I spent a delightful week in Seoul, South Korea, to attend the MobiSys annual conference. In the process I explored the city, took two hikes, and captured a nice gallery of photos. After the break, a few highlights and observations.
- I strolled through a huge market that sold nothing but dried fish, dried shellfish, and dried seaweed – mostly, teeny tiny fish, or ground fish. Incongruously, in the middle of the market was a British couple making crepes for passing customers.
- I walked half of the Namsan Circuit, which circumnavigates the verdant Namsan Hill park in the center of the city, then walked up and over the hill, following the restored ruins of the ancient city walls.
- On a blue-sky day I hiked with a friend to the top of Baegundae Mountain, on the northern edge of the city; we were lucky to conclude the hike before noon because there were hundreds of people ascending as we came down. The views were spectacular and the summit terrain impressively steep.
- Early one morning I explored the streets of the Bukchon neighborhood, with its traditional hanok-style houses and picturesque alleys and tiny gardens.
- With a former postdoc I toured the two major palaces – Changdeokgung and Geyongbokgung, including the secret gardens at the latter. Beautifully restored, these extensive palaces date back to ~1400 C.E.
- I experienced so many new tastes in a delectable set of meals, from a tiny noodle shop in the Insadong neighborhood, to an intensely innovative meal at Jungstix cafe (below), to a series of traditional Korean dinners with a dozen or more dishes.
- I explored the peaceful grounds of the Bongeunsa Buddhist temple, right across the street from my hotel.
- I rode to the top of the tallest building in Korea – the 6th tallest building in the world – for sunset views from their observation deck. Magical!
- Although it was chilly and rainy for the first few days, the final four days were beautiful – sunny and perfect temperature. I’m told I was lucky to avoid the air pollution that sometimes blows in from China.
- Seoul is incredibly well organized, easy to navigate, clean, and pleasant.
- The metro system is efficient, organized, easy to use, supportive of people with disability, and spotlessly clean.
- On the metro I once watched an elderly man enter the train with cane. Although the car was mostly empty, people stood up to give him a seat.
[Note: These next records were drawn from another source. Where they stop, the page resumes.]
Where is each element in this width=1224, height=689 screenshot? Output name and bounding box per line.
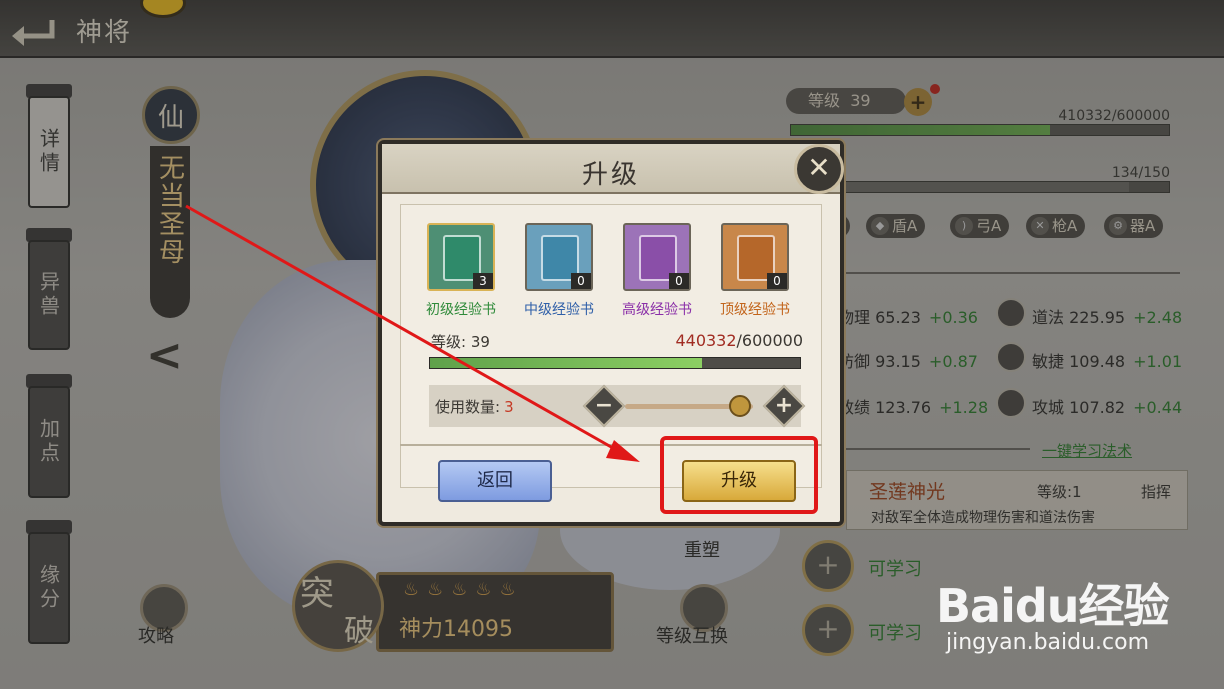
dialog-title: 升级 (581, 160, 640, 190)
dialog-exp-bar (429, 357, 801, 369)
book-advanced[interactable]: 0 (623, 223, 691, 291)
book-basic[interactable]: 3 (427, 223, 495, 291)
watermark-url: jingyan.baidu.com (946, 630, 1150, 655)
dialog-header: 升级 (382, 144, 840, 194)
book-count: 0 (669, 273, 689, 289)
dialog-level: 等级: 39 (431, 333, 490, 351)
quantity-row: 使用数量: 3 − + (429, 384, 806, 428)
book-label: 顶级经验书 (720, 302, 790, 318)
book-count: 0 (571, 273, 591, 289)
book-top[interactable]: 0 (721, 223, 789, 291)
book-label: 初级经验书 (426, 302, 496, 318)
book-count: 0 (767, 273, 787, 289)
quantity-label: 使用数量: 3 (435, 398, 514, 416)
plus-icon[interactable]: + (762, 384, 806, 428)
close-icon[interactable]: ✕ (794, 144, 844, 194)
book-label: 高级经验书 (622, 302, 692, 318)
annotation-highlight-box (660, 436, 818, 514)
game-scene: 神将 详情 异兽 加点 缘分 仙 无当圣母 < 等级 39 + 410332/6… (0, 0, 1224, 689)
minus-icon[interactable]: − (582, 384, 626, 428)
watermark-logo: Baidu经验 (936, 579, 1170, 633)
back-button[interactable]: 返回 (438, 460, 552, 502)
dialog-exp: 440332/600000 (675, 331, 803, 350)
book-count: 3 (473, 273, 493, 289)
slider-handle[interactable] (729, 395, 751, 417)
book-label: 中级经验书 (524, 302, 594, 318)
dialog-exp-bar-fill (430, 358, 702, 368)
book-intermediate[interactable]: 0 (525, 223, 593, 291)
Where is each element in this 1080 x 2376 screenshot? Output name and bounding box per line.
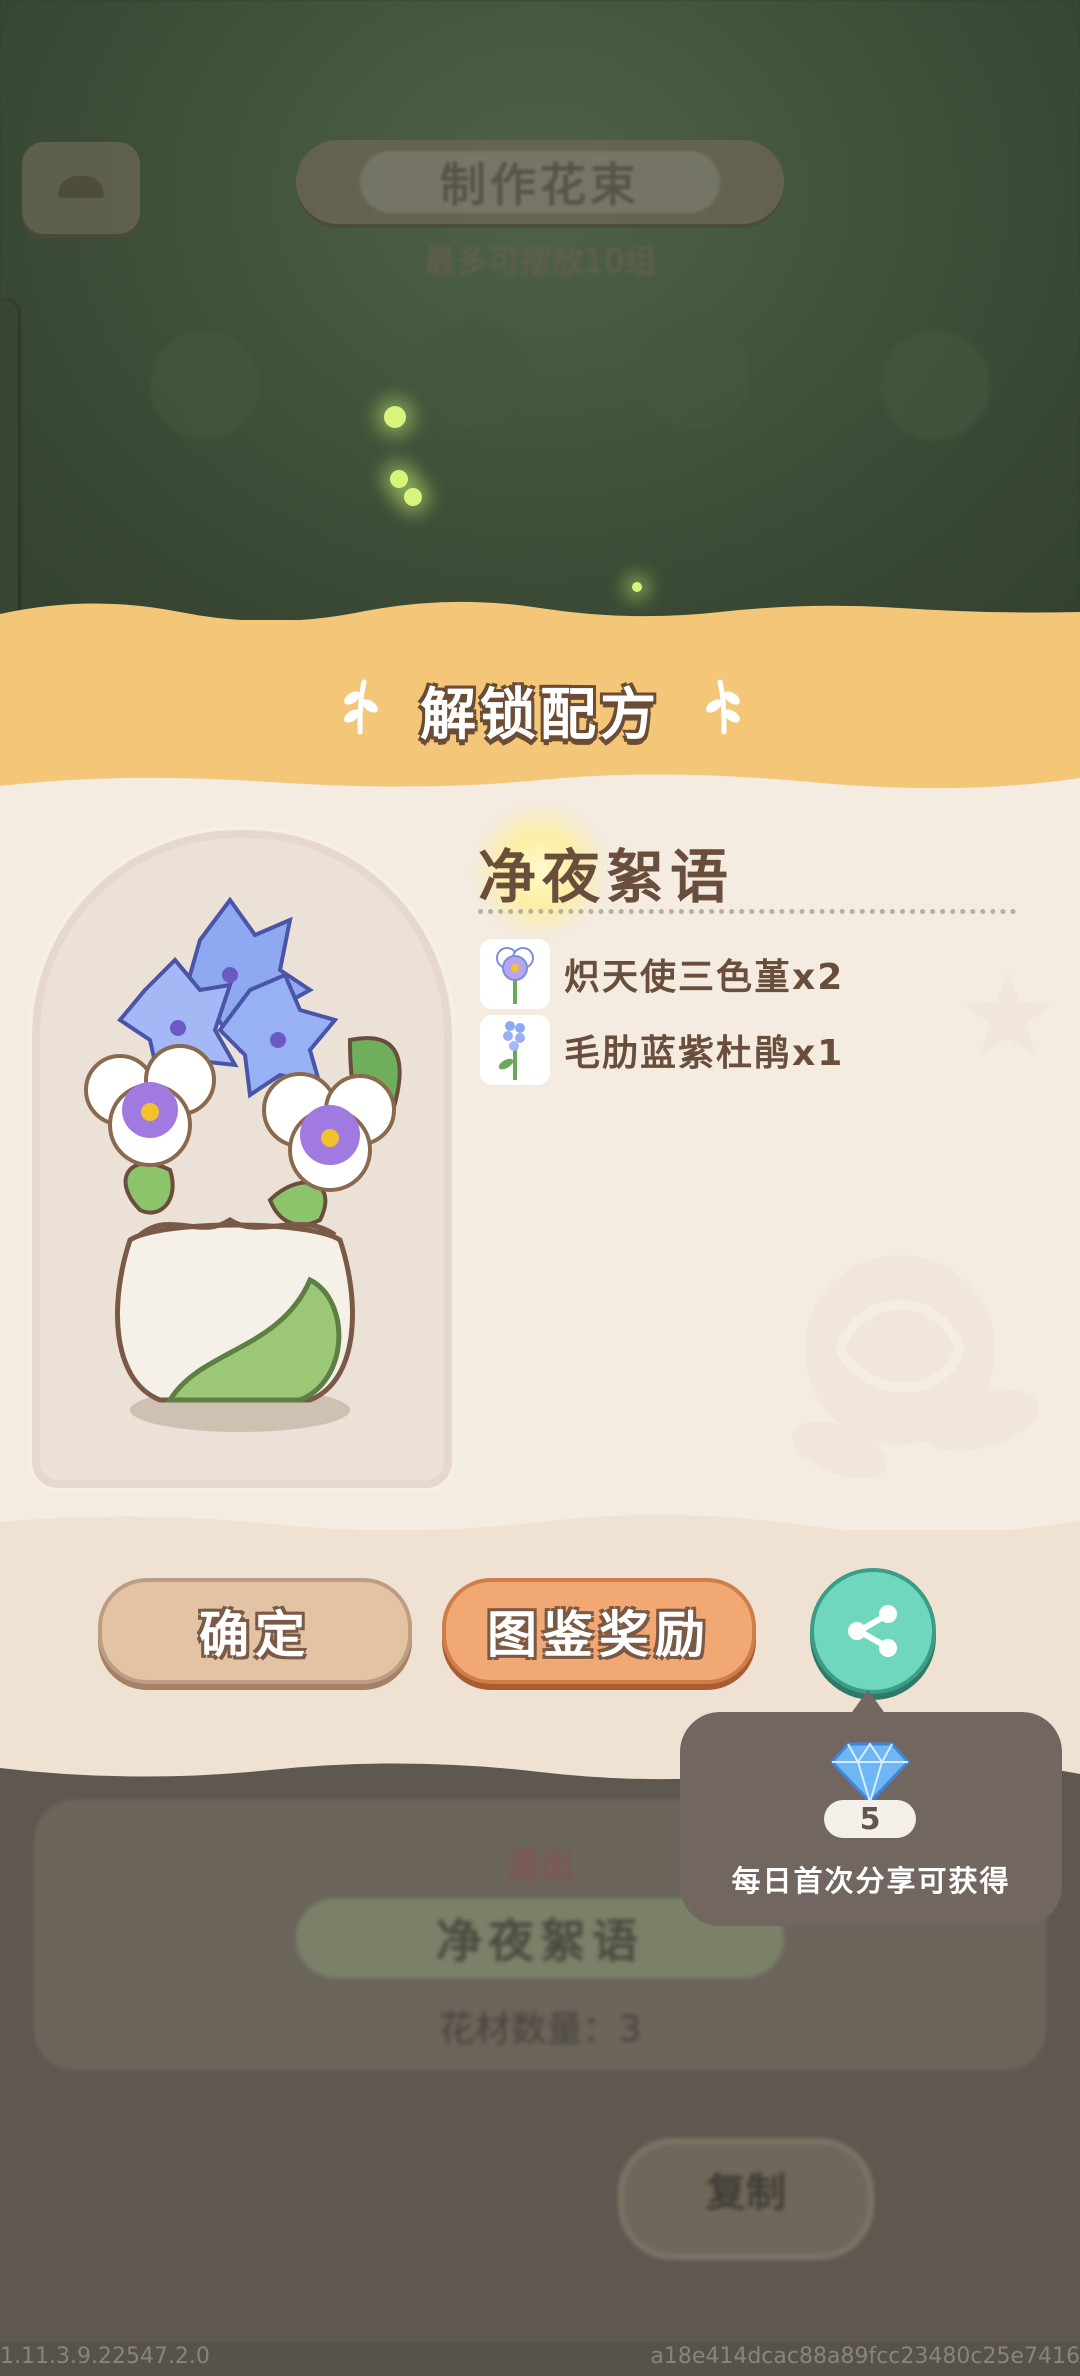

Between stops, he stood up, used both hands to grasp the handrail overhead, swung back and forth a few times, then did six overhand pull-ups!
- Indeed, on both hikes I saw numerous 70-something people out walking or hiking. A very fit population!
- The Namsan Circuit is a paved pathway through a peaceful, green park, encircling Namsan Hill. I was there in early morning and shared the path mostly with older adults out for their morning walk; they would pause at the periodic exercise stations to work out on the various machines, or take off their shoes to walk on the red clay path. The park is immaculately kept – workers were busy picking up every dropped leave or broken branch. I diverted from my circumnavigation to climb the steep steps to the summit of the hill, where I found the top of the cable-car station and a tourist tower that enables visitors to take in the view over the city – at the station there were thousands of locks clipped to the railings, more than I’ve ever seen at similar sites around the world. I needed video to really capture the immense collection.